Las veces que planteé este tema con alguien tuve la misma sensación que tenía cuando era niña-y no tanto- que me decían: “Sos muy chica para opinar”. ¿Por qué la violencia hacia el hombre es un tabú social? ¿Por qué a nosotras nos premian la violencia? Mujeres que matan hombres son juntadas para hacer una serie que llama Mujeres Asesinas. No se llama “Mujeres que hicieron justicia”, ni tampoco “Mujeres que hacen valer sus derechos” ni “Algo habrán hecho”. Se lo nombra por lo que son: asesinas. Poder, violencia, sangre, sexo. El morbo que nos produce la vuelve una serie con éxito a nivel mundial.

Mientras más pensaba en esto, la voz de un compañero de trabajo se hacía eco en toda mi cabeza. Molesta y rasposa con tono estúpido de porteño canchero: “El machismo es malísimo. Pero una mujer machista, es peor”. ¿Mujer machista? ¿Por pensar en ayudarnos y salir como unidad y no como términos de diccionario de esta puta guerra de quién es más y quién es menos? Pensé. La noche que me lo dijo, no pude hablar. Miré al piso pensando que tal vez sigo siendo chica para opinar.

Pasaron las noches, tal vez una semana. Las discusiones seguían y algo me decía que se iban a volver rutinarias sus voces, cual telón de fondo o como si al final del pasillo tuviéramos un televisor encendido con una novela barata.

Lo último que escuché de él, un rato antes de dormir, fue cuando le decía a ella que le tenía miedo. Ella sintió vergüenza, lo sé. Estoy segura de que sí, pero ese odio la pudo.

Viernes 7 de Julio de 2017, Buenos Aires. Regresaba del trabajo de madrugada y llegando a casa, dos patrulleros federales, una ambulancia y caras de horror.

-¿Solían discutir?- preguntó uno de los policías.

-Yo no estoy en todo el día. Entre la facultad, el trabajo, el gym y el curso de astrología que estoy haciendo, no me entero de nada.- dijo la misma que en la panadería se asombraba de cómo ella “lo tenía cagando”.

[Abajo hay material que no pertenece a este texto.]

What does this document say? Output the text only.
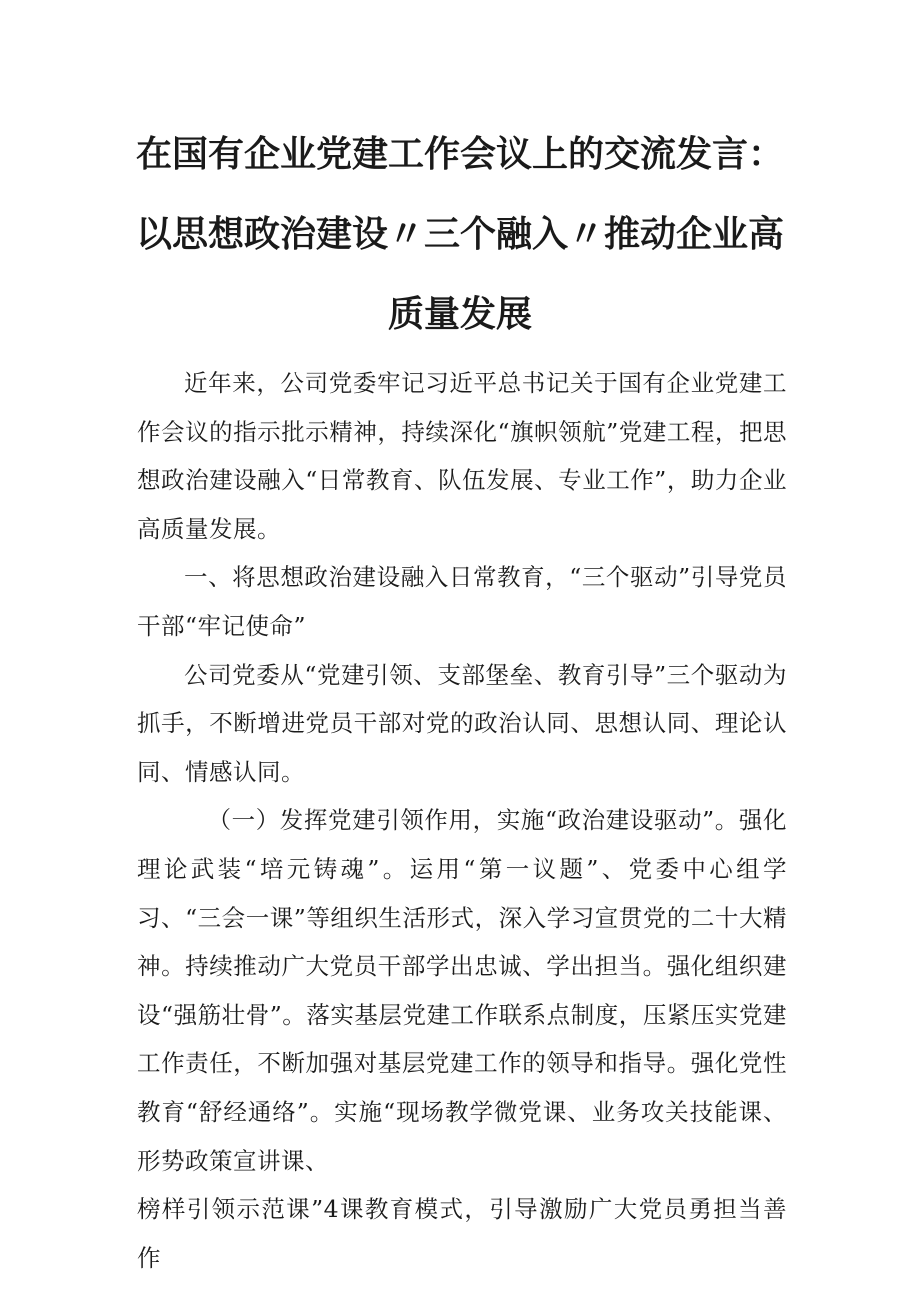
在国有企业党建工作会议上的交流发言：
以思想政治建设〃三个融入〃推动企业高
质量发展

近年来，公司党委牢记习近平总书记关于国有企业党建工作会议的指示批示精神，持续深化“旗帜领航”党建工程，把思想政治建设融入“日常教育、队伍发展、专业工作”，助力企业高质量发展。

一、将思想政治建设融入日常教育，“三个驱动”引导党员干部“牢记使命”

公司党委从“党建引领、支部堡垒、教育引导”三个驱动为抓手，不断增进党员干部对党的政治认同、思想认同、理论认同、情感认同。

（一）发挥党建引领作用，实施“政治建设驱动”。强化理论武装“培元铸魂”。运用“第一议题”、党委中心组学习、“三会一课”等组织生活形式，深入学习宣贯党的二十大精神。持续推动广大党员干部学出忠诚、学出担当。强化组织建设“强筋壮骨”。落实基层党建工作联系点制度，压紧压实党建工作责任，不断加强对基层党建工作的领导和指导。强化党性教育“舒经通络”。实施“现场教学微党课、业务攻关技能课、形势政策宣讲课、

榜样引领示范课”4课教育模式，引导激励广大党员勇担当善作
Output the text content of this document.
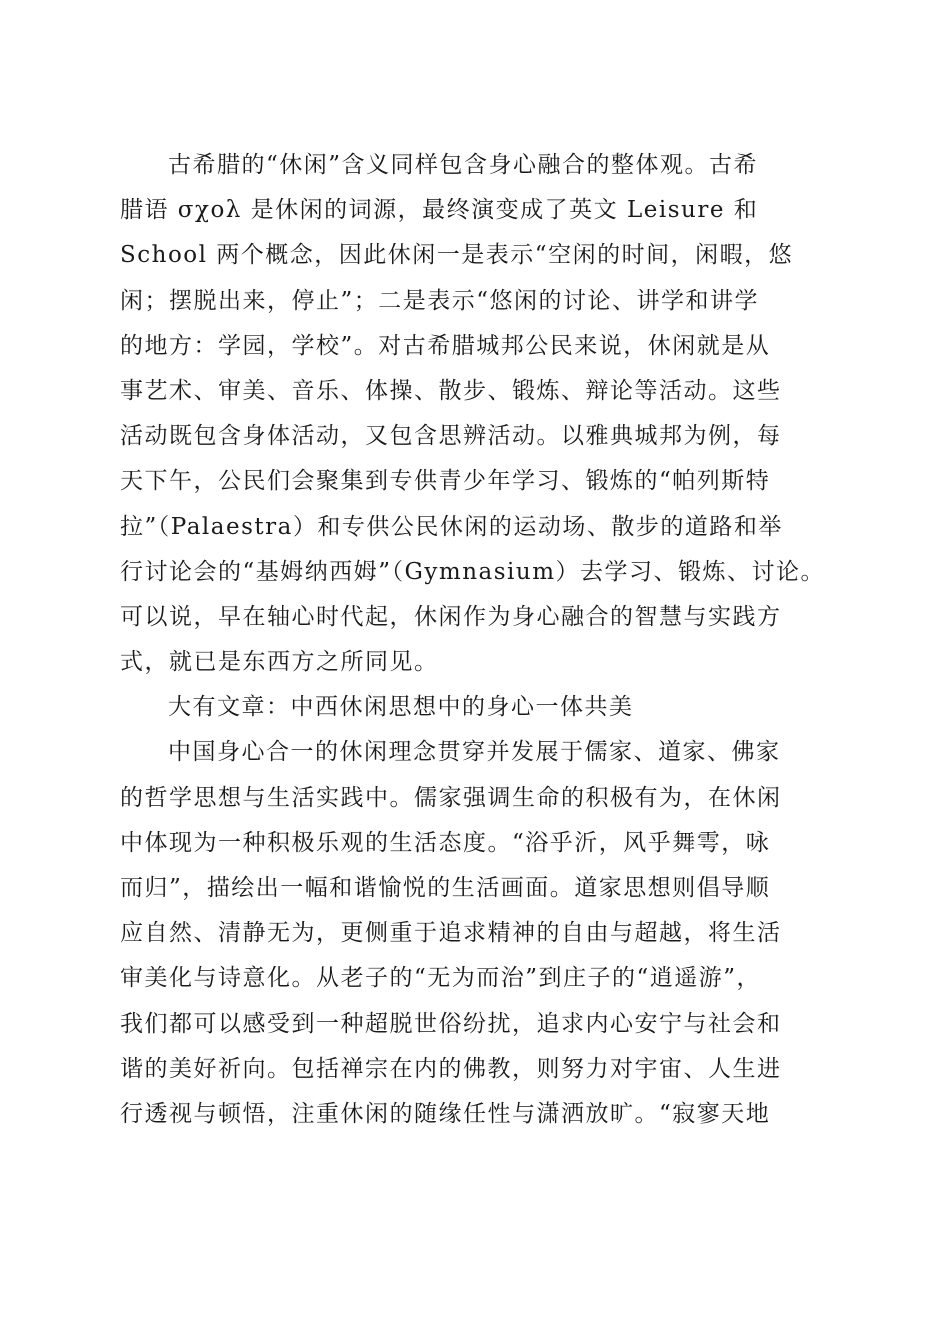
古希腊的“休闲”含义同样包含身心融合的整体观。古希
腊语 σχολ 是休闲的词源，最终演变成了英文 Leisure 和
School 两个概念，因此休闲一是表示“空闲的时间，闲暇，悠
闲；摆脱出来，停止”；二是表示“悠闲的讨论、讲学和讲学
的地方：学园，学校”。对古希腊城邦公民来说，休闲就是从
事艺术、审美、音乐、体操、散步、锻炼、辩论等活动。这些
活动既包含身体活动，又包含思辨活动。以雅典城邦为例，每
天下午，公民们会聚集到专供青少年学习、锻炼的“帕列斯特
拉”（Palaestra）和专供公民休闲的运动场、散步的道路和举
行讨论会的“基姆纳西姆”（Gymnasium）去学习、锻炼、讨论。
可以说，早在轴心时代起，休闲作为身心融合的智慧与实践方
式，就已是东西方之所同见。
大有文章：中西休闲思想中的身心一体共美
中国身心合一的休闲理念贯穿并发展于儒家、道家、佛家
的哲学思想与生活实践中。儒家强调生命的积极有为，在休闲
中体现为一种积极乐观的生活态度。“浴乎沂，风乎舞雩，咏
而归”，描绘出一幅和谐愉悦的生活画面。道家思想则倡导顺
应自然、清静无为，更侧重于追求精神的自由与超越，将生活
审美化与诗意化。从老子的“无为而治”到庄子的“逍遥游”，
我们都可以感受到一种超脱世俗纷扰，追求内心安宁与社会和
谐的美好祈向。包括禅宗在内的佛教，则努力对宇宙、人生进
行透视与顿悟，注重休闲的随缘任性与潇洒放旷。“寂寥天地
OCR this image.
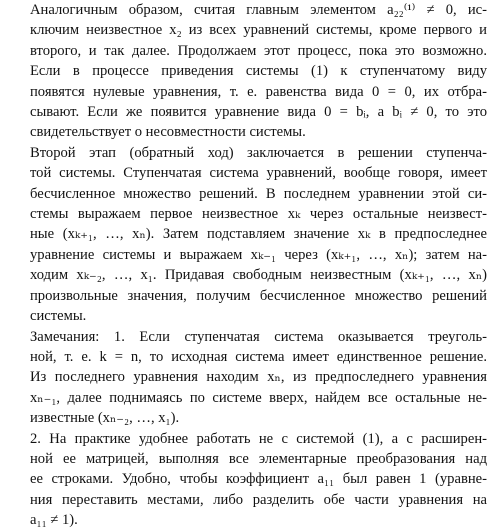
Аналогичным образом, считая главным элементом a₂₂⁽¹⁾ ≠ 0, ис-
ключим неизвестное x₂ из всех уравнений системы, кроме первого и
второго, и так далее. Продолжаем этот процесс, пока это возможно.

Если в процессе приведения системы (1) к ступенчатому виду
появятся нулевые уравнения, т. е. равенства вида 0 = 0, их отбра-
сывают. Если же появится уравнение вида 0 = bᵢ, а bᵢ ≠ 0, то это
свидетельствует о несовместности системы.

Второй этап (обратный ход) заключается в решении ступенча-
той системы. Ступенчатая система уравнений, вообще говоря, имеет
бесчисленное множество решений. В последнем уравнении этой си-
стемы выражаем первое неизвестное xₖ через остальные неизвест-
ные (xₖ₊₁, …, xₙ). Затем подставляем значение xₖ в предпоследнее
уравнение системы и выражаем xₖ₋₁ через (xₖ₊₁, …, xₙ); затем на-
ходим xₖ₋₂, …, x₁. Придавая свободным неизвестным (xₖ₊₁, …, xₙ)
произвольные значения, получим бесчисленное множество решений
системы.

Замечания: 1. Если ступенчатая система оказывается треуголь-
ной, т. е. k = n, то исходная система имеет единственное решение.
Из последнего уравнения находим xₙ, из предпоследнего уравнения
xₙ₋₁, далее поднимаясь по системе вверх, найдем все остальные не-
известные (xₙ₋₂, …, x₁).

2. На практике удобнее работать не с системой (1), а с расширен-
ной ее матрицей, выполняя все элементарные преобразования над
ее строками. Удобно, чтобы коэффициент a₁₁ был равен 1 (уравне-
ния переставить местами, либо разделить обе части уравнения на
a₁₁ ≠ 1).
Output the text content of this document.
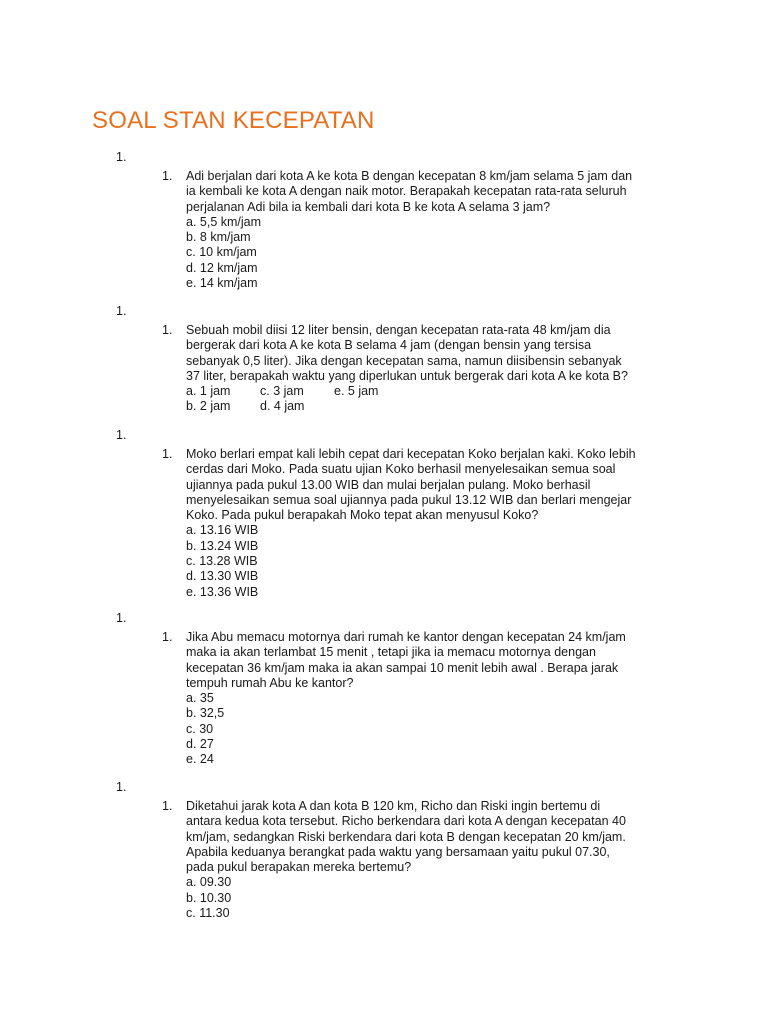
SOAL STAN KECEPATAN
1.
1. Adi berjalan dari kota A ke kota B dengan kecepatan 8 km/jam selama 5 jam dan
ia kembali ke kota A dengan naik motor. Berapakah kecepatan rata-rata seluruh
perjalanan Adi bila ia kembali dari kota B ke kota A selama 3 jam?
a. 5,5 km/jam
b. 8 km/jam
c. 10 km/jam
d. 12 km/jam
e. 14 km/jam
1.
1. Sebuah mobil diisi 12 liter bensin, dengan kecepatan rata-rata 48 km/jam dia
bergerak dari kota A ke kota B selama 4 jam (dengan bensin yang tersisa
sebanyak 0,5 liter). Jika dengan kecepatan sama, namun diisibensin sebanyak
37 liter, berapakah waktu yang diperlukan untuk bergerak dari kota A ke kota B?
a. 1 jam c. 3 jam e. 5 jam
b. 2 jam d. 4 jam
1.
1. Moko berlari empat kali lebih cepat dari kecepatan Koko berjalan kaki. Koko lebih
cerdas dari Moko. Pada suatu ujian Koko berhasil menyelesaikan semua soal
ujiannya pada pukul 13.00 WIB dan mulai berjalan pulang. Moko berhasil
menyelesaikan semua soal ujiannya pada pukul 13.12 WIB dan berlari mengejar
Koko. Pada pukul berapakah Moko tepat akan menyusul Koko?
a. 13.16 WIB
b. 13.24 WIB
c. 13.28 WIB
d. 13.30 WIB
e. 13.36 WIB
1.
1. Jika Abu memacu motornya dari rumah ke kantor dengan kecepatan 24 km/jam
maka ia akan terlambat 15 menit , tetapi jika ia memacu motornya dengan
kecepatan 36 km/jam maka ia akan sampai 10 menit lebih awal . Berapa jarak
tempuh rumah Abu ke kantor?
a. 35
b. 32,5
c. 30
d. 27
e. 24
1.
1. Diketahui jarak kota A dan kota B 120 km, Richo dan Riski ingin bertemu di
antara kedua kota tersebut. Richo berkendara dari kota A dengan kecepatan 40
km/jam, sedangkan Riski berkendara dari kota B dengan kecepatan 20 km/jam.
Apabila keduanya berangkat pada waktu yang bersamaan yaitu pukul 07.30,
pada pukul berapakan mereka bertemu?
a. 09.30
b. 10.30
c. 11.30
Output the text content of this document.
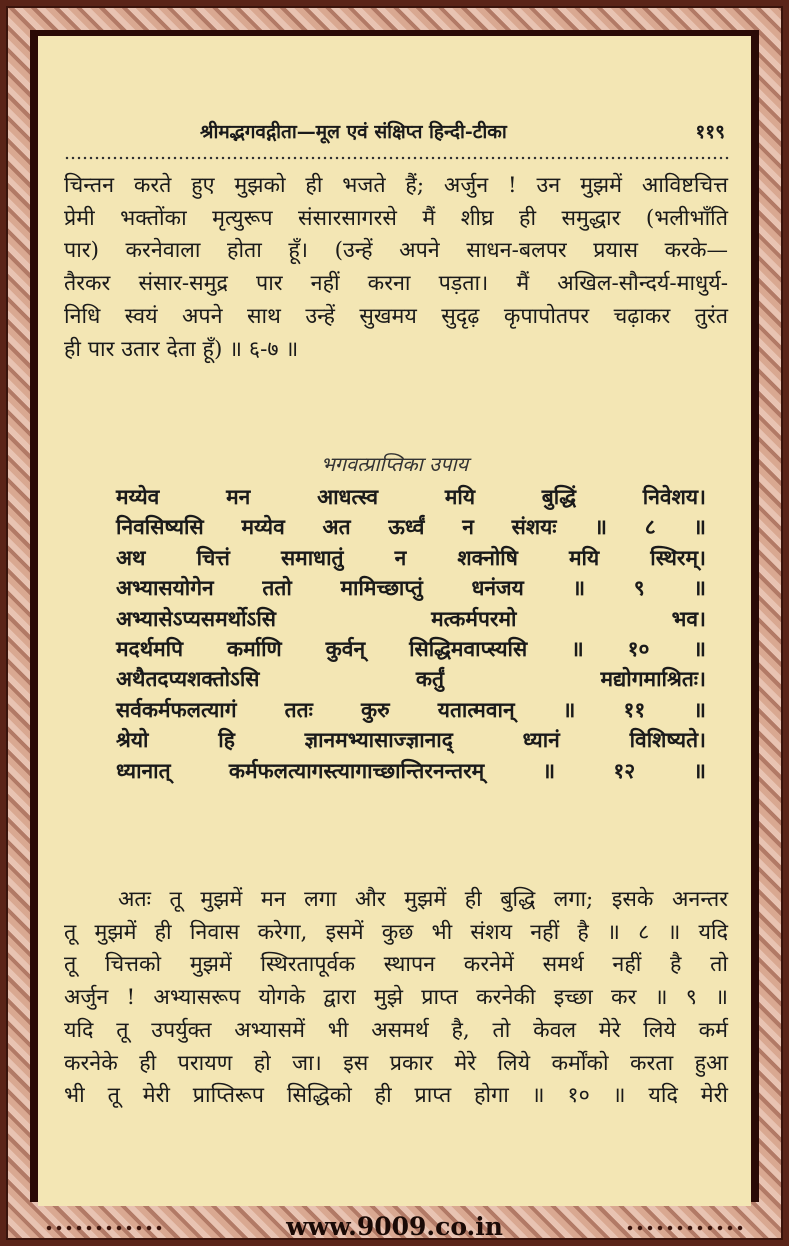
श्रीमद्भगवद्गीता—मूल एवं संक्षिप्त हिन्दी-टीका	११९
चिन्तन करते हुए मुझको ही भजते हैं; अर्जुन ! उन मुझमें आविष्टचित्त
प्रेमी भक्तोंका मृत्युरूप संसारसागरसे मैं शीघ्र ही समुद्धार (भलीभाँति
पार) करनेवाला होता हूँ। (उन्हें अपने साधन-बलपर प्रयास करके—
तैरकर संसार-समुद्र पार नहीं करना पड़ता। मैं अखिल-सौन्दर्य-माधुर्य-
निधि स्वयं अपने साथ उन्हें सुखमय सुदृढ़ कृपापोतपर चढ़ाकर तुरंत
ही पार उतार देता हूँ) ॥ ६-७ ॥
भगवत्प्राप्तिका उपाय
मय्येव मन आधत्स्व मयि बुद्धिं निवेशय।
निवसिष्यसि मय्येव अत ऊर्ध्वं न संशयः ॥ ८ ॥
अथ चित्तं समाधातुं न शक्नोषि मयि स्थिरम्।
अभ्यासयोगेन ततो मामिच्छाप्तुं धनंजय ॥ ९ ॥
अभ्यासेऽप्यसमर्थोऽसि मत्कर्मपरमो भव।
मदर्थमपि कर्माणि कुर्वन् सिद्धिमवाप्स्यसि ॥ १० ॥
अथैतदप्यशक्तोऽसि कर्तुं मद्योगमाश्रितः।
सर्वकर्मफलत्यागं ततः कुरु यतात्मवान् ॥ ११ ॥
श्रेयो हि ज्ञानमभ्यासाज्ज्ञानाद् ध्यानं विशिष्यते।
ध्यानात् कर्मफलत्यागस्त्यागाच्छान्तिरनन्तरम् ॥ १२ ॥
अतः तू मुझमें मन लगा और मुझमें ही बुद्धि लगा; इसके अनन्तर
तू मुझमें ही निवास करेगा, इसमें कुछ भी संशय नहीं है ॥ ८ ॥ यदि
तू चित्तको मुझमें स्थिरतापूर्वक स्थापन करनेमें समर्थ नहीं है तो
अर्जुन ! अभ्यासरूप योगके द्वारा मुझे प्राप्त करनेकी इच्छा कर ॥ ९ ॥
यदि तू उपर्युक्त अभ्यासमें भी असमर्थ है, तो केवल मेरे लिये कर्म
करनेके ही परायण हो जा। इस प्रकार मेरे लिये कर्मोंको करता हुआ
भी तू मेरी प्राप्तिरूप सिद्धिको ही प्राप्त होगा ॥ १० ॥ यदि मेरी
www.9009.co.in
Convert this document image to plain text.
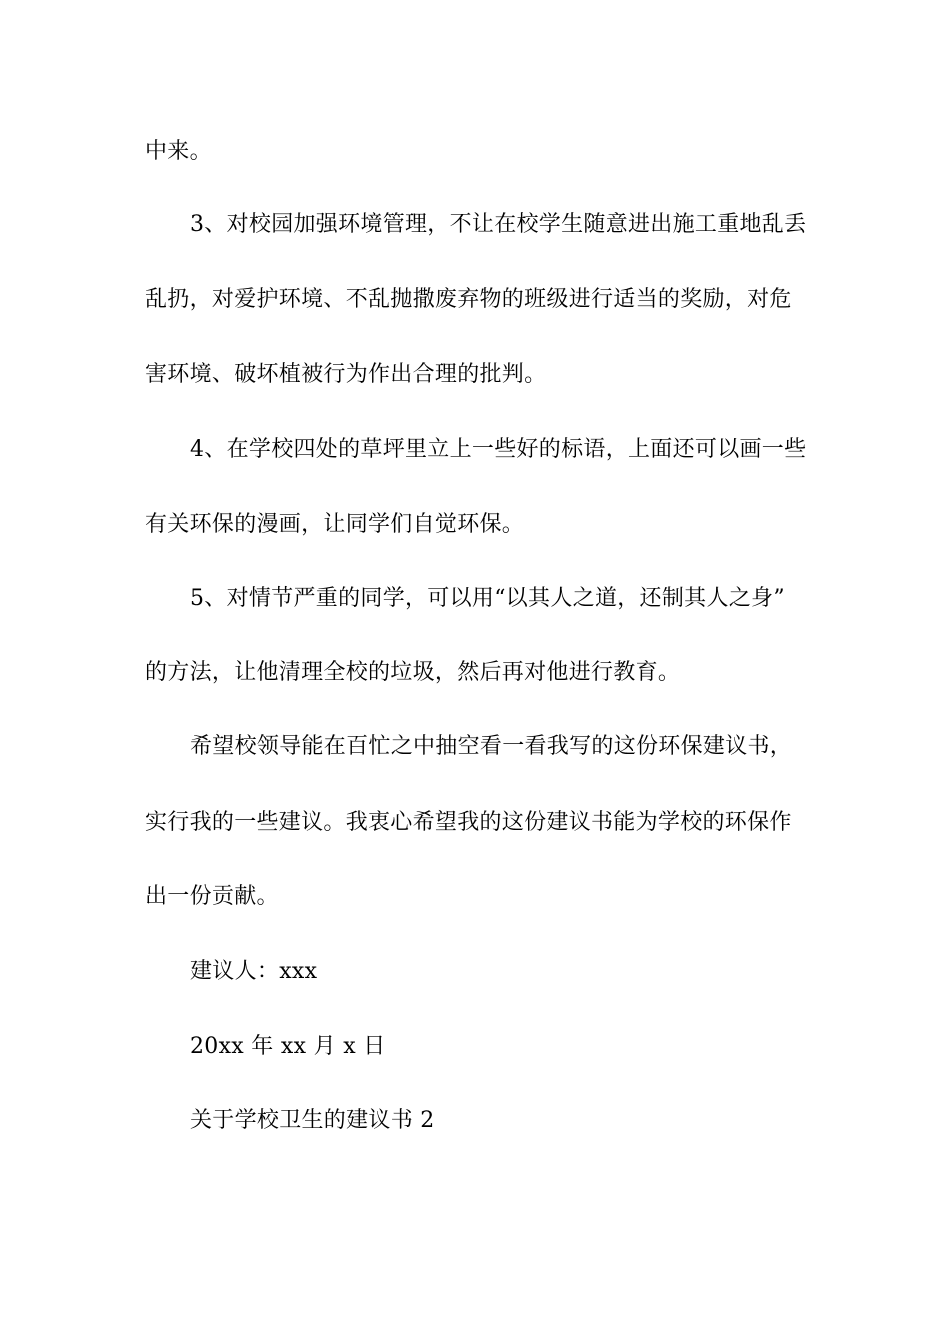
中来。
3、对校园加强环境管理，不让在校学生随意进出施工重地乱丢
乱扔，对爱护环境、不乱抛撒废弃物的班级进行适当的奖励，对危
害环境、破坏植被行为作出合理的批判。
4、在学校四处的草坪里立上一些好的标语，上面还可以画一些
有关环保的漫画，让同学们自觉环保。
5、对情节严重的同学，可以用“以其人之道，还制其人之身”
的方法，让他清理全校的垃圾，然后再对他进行教育。
希望校领导能在百忙之中抽空看一看我写的这份环保建议书，
实行我的一些建议。我衷心希望我的这份建议书能为学校的环保作
出一份贡献。
建议人：xxx
20xx 年 xx 月 x 日
关于学校卫生的建议书 2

Un viejito de entre los vecinos, salió a decir que ella era muy mala con él, pero claro… quién le va a creer a un pobre viejo, si todos cuando llegan a esa edad se ponen “sensibles”.

-Yo los escuchaba siempre discutir -dije-, se peleaban mucho.

-¿Se peleaban? ¿Él, en algún momento, la golpeó?

-Él era el que tenía miedo.

-Yo no lo veo con miedo, lo veo con culpa. –dijo mi vecina, la de la panadería señalándome con la vista a mi vecino que estaba en la ambulancia. Los paramédicos atendían a la accidentada que resultaba ser la novia de mi vecino, por un corte en el antebrazo que se hizo con un vidrio de espejo.

-¡Claro que tiene culpa, si ella se lo hace creer! Es una loca, rayada de mierda. Mónica, vos vivís al lado. ¿Me vas a decir que nunca los escuchaste?

-Yo no me quiero meter, cada pareja es un mundo.

-Ella lo trataba muy mal-seguía diciendo el viejito.

-Ella no solo lo trataba mal, lo denigraba, le decía que era poca cosa. Siempre le decía: “cuando ganes lo mismo que yo, hablamos”, “no tenés carácter para nada, por eso tu hermano te pasa por encima”, “Andá a decir todo lo que quieras, nadie te va a creer”. Un día le dijo que no le convenía dejarla porque no sabría qué hacer, si matarse o matarlo.

-Señorita, usted está haciendo una acusación. ¿Quiere que le tome la denuncia? Yo sugiero que no se meta. Si él no se queja…

La historia sigue igual. Nadie habla del tema, estamos ocupados con otros asuntos.

Ella se recuperó del corte, él siguió con su silencio, yo seguía charlando con mi tía abuela. De alguna manera, no me sentía insana con la compañía de un muerto. Al fin y al cabo todos vivíamos con algún que otro fantasma.